陶渊明诗也受到这股务求古雅思潮的一些惯性影响,在个别作品中表现出古雅的特点,如叙写“悠悠我祖”的《命子》诗,前半部分就被前人称为“雅穆”、“安雅”,但这并不是该诗的主要特色,更应值得我们注意的应是诗歌的后半部“抒写淋漓”、“笔腾墨飞”的特色。在陶渊明四言诗中,最主要的风格特点应是清淳淡远,他曾在《五柳先生传》中自称“闲静少言,不慕荣利”,又在《与子俨等书》中说:“少好琴书,偶爱闲静,开卷有得,更欣然忘食;见树木交荫,时鸟变声,亦复欣然有喜。常言五六月中,北窗下卧,遇凉风暂至,自谓是羲皇上人。”如《停云》《时运》等篇,就被清人沈德潜《说诗晬语》称为“清典简远,别成一格”的佳作,试看《时运》一诗:
迈迈时运,穆穆良朝。袭我春服,薄言东郊。山涤余霭,宇暧微霄。有风自南,翼彼新苗。……斯晨斯夕,言息其庐。花药分列,林竹翳如。清琴横床,浊酒半壶。黄唐莫逮,慨独在余。

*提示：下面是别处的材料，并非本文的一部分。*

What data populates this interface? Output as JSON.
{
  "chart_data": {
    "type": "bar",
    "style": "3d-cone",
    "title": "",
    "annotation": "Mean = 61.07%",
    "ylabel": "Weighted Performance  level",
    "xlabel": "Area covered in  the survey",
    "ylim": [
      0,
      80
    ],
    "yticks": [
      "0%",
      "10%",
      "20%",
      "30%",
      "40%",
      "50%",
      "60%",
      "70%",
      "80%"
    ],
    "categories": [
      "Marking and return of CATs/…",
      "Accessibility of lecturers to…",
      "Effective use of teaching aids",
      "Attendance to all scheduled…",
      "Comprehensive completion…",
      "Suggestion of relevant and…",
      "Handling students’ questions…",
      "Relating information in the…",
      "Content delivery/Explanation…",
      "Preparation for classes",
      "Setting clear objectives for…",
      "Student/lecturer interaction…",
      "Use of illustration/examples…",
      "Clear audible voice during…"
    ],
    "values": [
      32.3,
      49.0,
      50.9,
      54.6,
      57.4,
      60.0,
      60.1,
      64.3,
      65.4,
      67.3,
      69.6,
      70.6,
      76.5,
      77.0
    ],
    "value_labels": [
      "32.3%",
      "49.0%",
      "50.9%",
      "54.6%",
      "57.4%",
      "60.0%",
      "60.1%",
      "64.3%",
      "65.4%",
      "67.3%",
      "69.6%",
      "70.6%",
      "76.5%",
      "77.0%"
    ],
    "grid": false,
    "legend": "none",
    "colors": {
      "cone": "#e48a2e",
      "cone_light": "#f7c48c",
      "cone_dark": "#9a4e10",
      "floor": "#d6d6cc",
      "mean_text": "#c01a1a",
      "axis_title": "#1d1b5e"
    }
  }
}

诗中虽有“黄唐莫逮”之叹,但整首诗的“清闲淡远”的风格是极其明显的。其中的“有风自南,翼彼新苗”、“花药分列,林竹翳如”等句子,不仅状物工肖,而且能透过这些清新自然之景流露出无穷的韵味。其他的四言诗风格也是如此,如“冬曝其日,夏灌其泉。勤靡余荣,心有常闲”等等。甚至飞鸟都被笼罩上了一层闲静色彩:“翩翩飞鸟,息我庭柯。敛翮闲止,好声相和”。他的《赠长沙公》被清马璞《陶诗本义》卷一称为“情真语朴”,《答庞参军》被清陈祚明《采菽堂古诗选》卷十三评为“通首隽逸轻清”,《劝农》被清张谦宜《现斋诗谈》卷四《评论》称为“词淡而意浓”等等,所有这些论述都表明了陶渊明四言诗的清闲淡远的艺术风格,读陶渊明四言诗自有一种清和婉约之气在笔墨外。

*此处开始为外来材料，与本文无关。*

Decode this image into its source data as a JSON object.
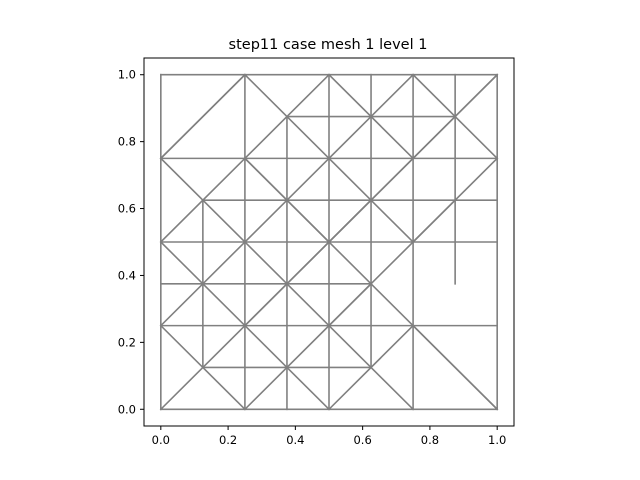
{
  "chart_data": {
    "type": "mesh",
    "title": "step11 case mesh 1 level 1",
    "xlabel": "",
    "ylabel": "",
    "xlim": [
      -0.05,
      1.05
    ],
    "ylim": [
      -0.05,
      1.05
    ],
    "xticks": [
      0.0,
      0.2,
      0.4,
      0.6,
      0.8,
      1.0
    ],
    "yticks": [
      0.0,
      0.2,
      0.4,
      0.6,
      0.8,
      1.0
    ],
    "xtick_labels": [
      "0.0",
      "0.2",
      "0.4",
      "0.6",
      "0.8",
      "1.0"
    ],
    "ytick_labels": [
      "0.0",
      "0.2",
      "0.4",
      "0.6",
      "0.8",
      "1.0"
    ],
    "grid": false,
    "edge_color": "#808080",
    "edges": [
      [
        0,
        0,
        1,
        0
      ],
      [
        0,
        1,
        1,
        1
      ],
      [
        0,
        0,
        0,
        1
      ],
      [
        1,
        0,
        1,
        1
      ],
      [
        0,
        0.25,
        1,
        0.25
      ],
      [
        0,
        0.5,
        1,
        0.5
      ],
      [
        0,
        0.75,
        1,
        0.75
      ],
      [
        0.25,
        0,
        0.25,
        1
      ],
      [
        0.5,
        0,
        0.5,
        1
      ],
      [
        0.75,
        0,
        0.75,
        1
      ],
      [
        0.375,
        0.875,
        0.875,
        0.875
      ],
      [
        0,
        0.375,
        0.625,
        0.375
      ],
      [
        0.125,
        0.625,
        1,
        0.625
      ],
      [
        0.125,
        0.125,
        0.625,
        0.125
      ],
      [
        0.125,
        0.125,
        0.125,
        0.625
      ],
      [
        0.375,
        0,
        0.375,
        0.875
      ],
      [
        0.625,
        0.125,
        0.625,
        1
      ],
      [
        0.875,
        0.375,
        0.875,
        1
      ],
      [
        0,
        0,
        0.625,
        0.625
      ],
      [
        0,
        0.25,
        0.5,
        0.75
      ],
      [
        0.25,
        0,
        0.625,
        0.375
      ],
      [
        0,
        0.5,
        0.25,
        0.75
      ],
      [
        0.5,
        0,
        0.75,
        0.25
      ],
      [
        0,
        0.75,
        0.25,
        1
      ],
      [
        0.25,
        0.25,
        1,
        1
      ],
      [
        0.5,
        0.25,
        0.875,
        0.625
      ],
      [
        0.25,
        0.75,
        0.5,
        1
      ],
      [
        0.5,
        0.5,
        1,
        1
      ],
      [
        0.5,
        0.75,
        0.75,
        1
      ],
      [
        0.75,
        0.5,
        1,
        0.75
      ],
      [
        0,
        0.25,
        0.25,
        0
      ],
      [
        0,
        0.5,
        0.5,
        0
      ],
      [
        0,
        0.75,
        0.75,
        0
      ],
      [
        0.25,
        0.75,
        1,
        0
      ],
      [
        0,
        0.75,
        0.25,
        1
      ],
      [
        0.25,
        0.75,
        0.5,
        0.5
      ],
      [
        0.5,
        0.75,
        0.75,
        0.5
      ],
      [
        0.5,
        1,
        0.75,
        0.75
      ],
      [
        0.75,
        1,
        1,
        0.75
      ],
      [
        0.25,
        1,
        0.5,
        0.75
      ],
      [
        0.75,
        0.25,
        1,
        0
      ]
    ]
  }
}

刘克庄曾说过:“诗四言尤难,以《三百五篇》在前故也。”而在四言复兴的魏晋时期,曹操、嵇康、陶渊明都以自己独特的心智、才能、个性、情思浇灌了这一古老诗体,使之再现辉煌。魏晋时期,四言诗的黄金时代早成过去,因而锐气大减,已呈弱势,只能退居于一些特定领域发挥余热,或渗入其他文体去派用场,所表现的主要是某些带有“古”、“雅”色彩的内容,难以满足反映多彩现实的需要。而且这一诗体“通行既久,染指遂多,自成习套”,已没有多少潜力可以发掘,诗人“难于其中自出新意”,于是“遁而作他体,以自解脱”便是自然而然的事情了。王国维《人间词话》,谭汝为校注,北京:群言出版社,1995年,第47页。尽管此时出现了有利于四言诗滋长的社会环境和文化氛围,少数有才力的诗人也创出了一时之新,但终究无法挽救其衰落趋势。与此同时,五言诗却正如一轮红日喷薄而出,渐至中天,这一诗体是应表现新内容、新情感的需要而产生的,具有广泛的适应性和广大的拓展空间,它在玄风盛行时已经“腾踊”诗坛,而在“庄老告退”后更是独领风骚。章太炎说:“《三百篇》者,四言之至也。在汉独有韦孟,已稍淡泊。下逮魏晋,作者抗志,欲返古初,其辞安雅,而惰弛无节者众……非其材劣,固四言之势尽矣。”章太炎《国故论衡·辨诗》,见刘梦溪《中国现代学术经典·章太炎卷》,河北教育出版社,1996年,第84页。